Ah yes, wines.

Never have a mani–pedi girly night with wine, after years without decent sex and five days of intensive girl bonding over too much paperwork.

‘All done.’ Annie placed Ellie’s completed foot back onto the cushion she’d arranged on a footstool. ‘You’re now armed and dangerous.’ She wiggled her eyebrows lasciviously. ‘Should you decide to take Dalton down.’

‘That’s not going to happen,’ she said.

Even if her marriage was over, there was still Josh to think about. Jumping Art would only confuse him. Not to mention the somewhat bigger roadblock, they didn’t actually like each other.

But, even so, Ellie found herself admiring the glittery sparkle on her toes from the light of Annie’s living room fire as Annie cracked her fingers and announced, ‘Right, Tess, you’re next for the man killer toenail treatment.’

*

Ellie was still on an elderflower-and-girl-power high as she and Maddy strolled back across the fields together from Annie’s house serenaded by the scent of evening jasmine and manure and guided by the glow of a full moon. They headed towards the light in the farmhouse kitchen once they came out of the woods.

A wave of sentiment washed over Ellie. It was past midnight, so everyone would have been in bed hours ago – the first thing she’d discovered about farm life was that it did not allow for late nights – which meant Dee had left the lights on for her tonight. It probably shouldn’t matter to her, but somehow it did.

Maddy

giggled as they entered the farmhouse, obviously drunker than Ellie. ‘I hope Jay’s not too fast asleep yet.’

‘If he is, he won’t be for long,’ Ellie teased, enjoying the younger woman’s delight. ‘I’ll get the lights. See you tomorrow for the start of Phase Two.’ They were due to start clearing out the back barn tomorrow afternoon. ‘But don’t exhaust Jacob too much, we need him to move heavy machinery tomorrow.’

Accomplishment and excitement surged through Ellie to add to the general light-headedness from their boozy evening as Maddy stumbled up the stairs.

‘No worries, I’ll do all the work,’ Maddy whispered, still giggling.

OK, that was way too much information.

Ellie opened the kitchen door, planning to hunt up some nibbles and a nightcap to give Maddy time to introduce Jacob to the delights of Spoilt Diva nail polish and then crash out, because she did not need to be hearing the two of them going for it after the discussion they’d had at Annie’s about potential hook-ups.

She realised her mistake, though, when she entered the room and spotted Mr Guaranteed Orgasm himself hunched over a plate piled high with her mother’s moussaka.

Their eyes met, and he swallowed.

‘Hi,’ she said, heat flushing through her. Bugger.

He nodded a greeting, looking as pleased to see her as she was to see him. i.e.: not at all. His biceps bunched against the short sleeves of his T-shirt as he scooped up another enormous mouthful of moussaka. And then the significance of his presence in the kitchen at this hour dawned on her.

For Pete’s sake, had Art been eating every night at midnight then, just to avoid seeing her at supper time?

‘We got the loan approved today,’ she said.

This was bonkers. He might not like of the shop, but it was going ahead anyway. And it was going to be a huge success – at which point she would take great pleasure in telling him ‘I told you so’. But, until then, they needed to find a way to work together. Art had gone out of his way, once upon a time, to make her feel excluded, but she was going to be the bigger and better person here and include him whether he wanted to be included or not.

He swallowed down another mouthful. ‘I heard,’ he said. No word of congratulations or encouragement.

Great, so he’s still being a wanker about the whole thing.

He carried on eating, clearly attempting to finish his meal before they had anything resembling an actual conversation.
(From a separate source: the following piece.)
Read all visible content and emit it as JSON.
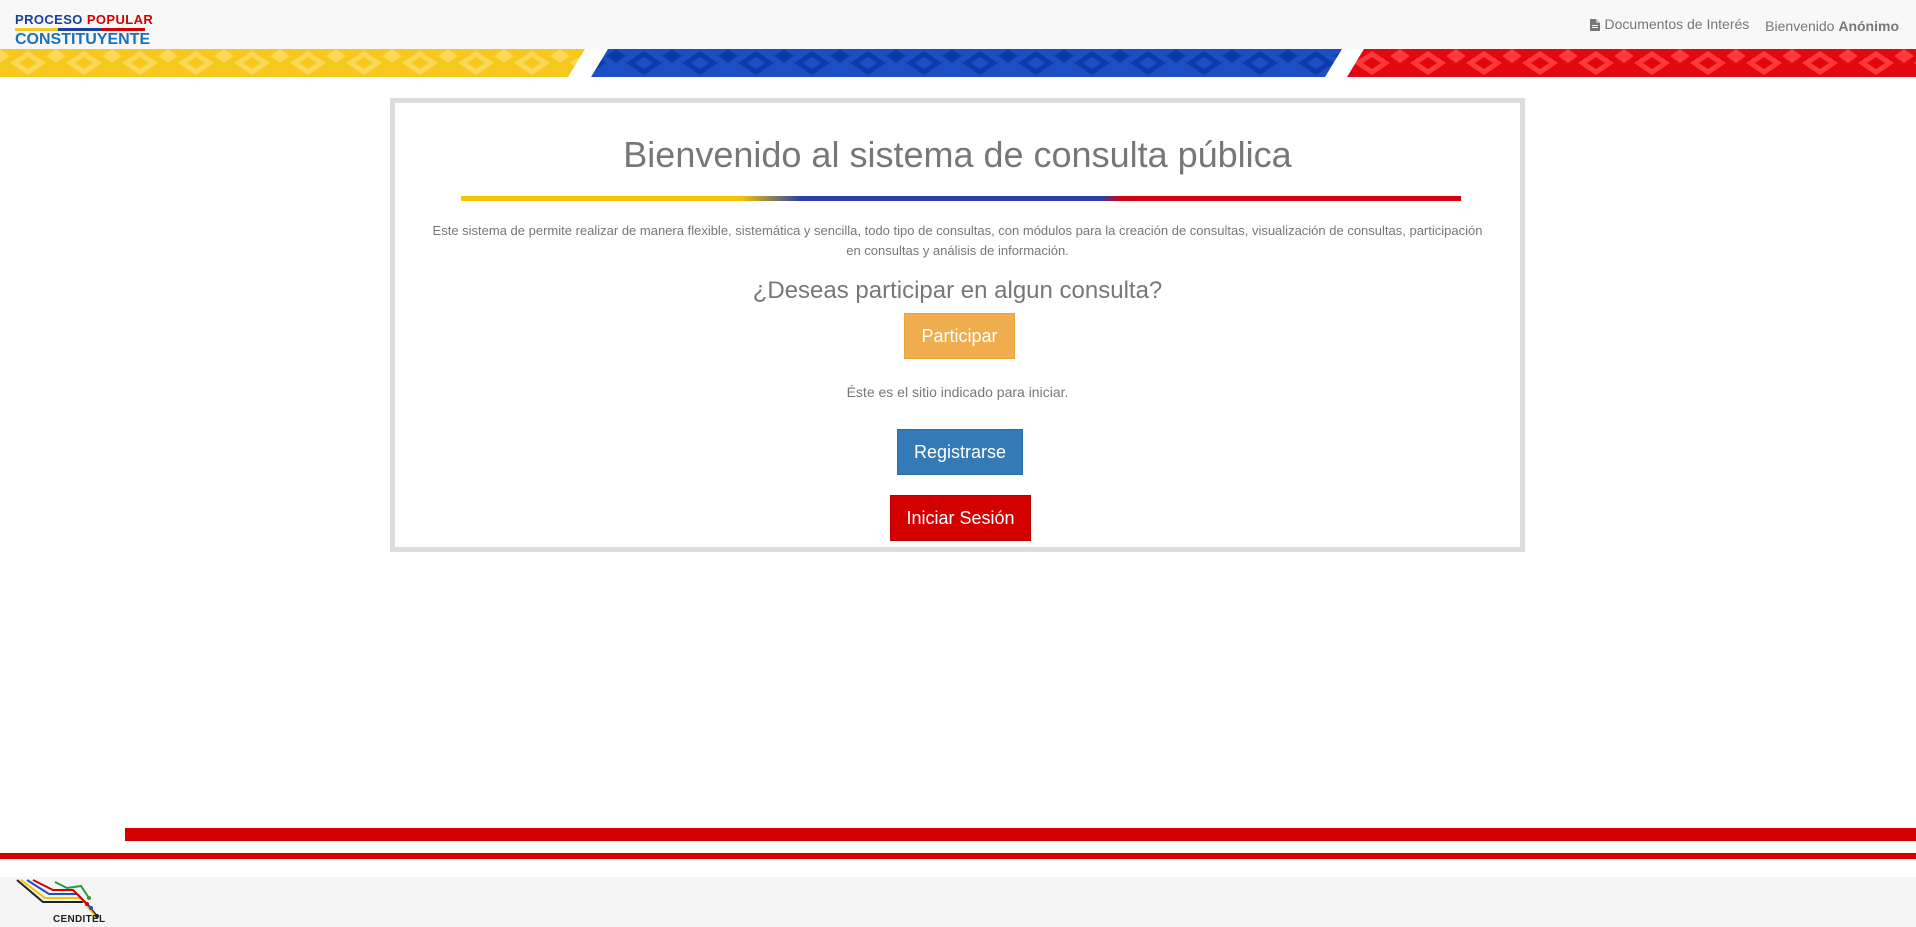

Sod that. Maybe she couldn’t get Art onside with the project, but she’d had enough of his sulking. And now was the perfect time to call a truce, while she was buoyed up on a wave of success, girl power and Rob’s elderflower champagne – and armed with man-killer toenails.

She headed for the pantry in search of some additional Dutch courage. The bottles of sloe gin lined up in myriad shades of red and pink on the top shelf made her heart – and the warm hum in her stomach – jump for joy.

She snagged a bottle and walked back into the kitchen to see Art scraping the last of his moussaka off the earthenware bowl. Lifting two shot glasses from the sideboard, she placed them on the table in front of him with a decisive click and prised open the bottle’s stopper with her thumbs. ‘Fancy joining me for a drink?’

Dark eyes met hers, the question in them almost as potent as the suspicion rolling off him.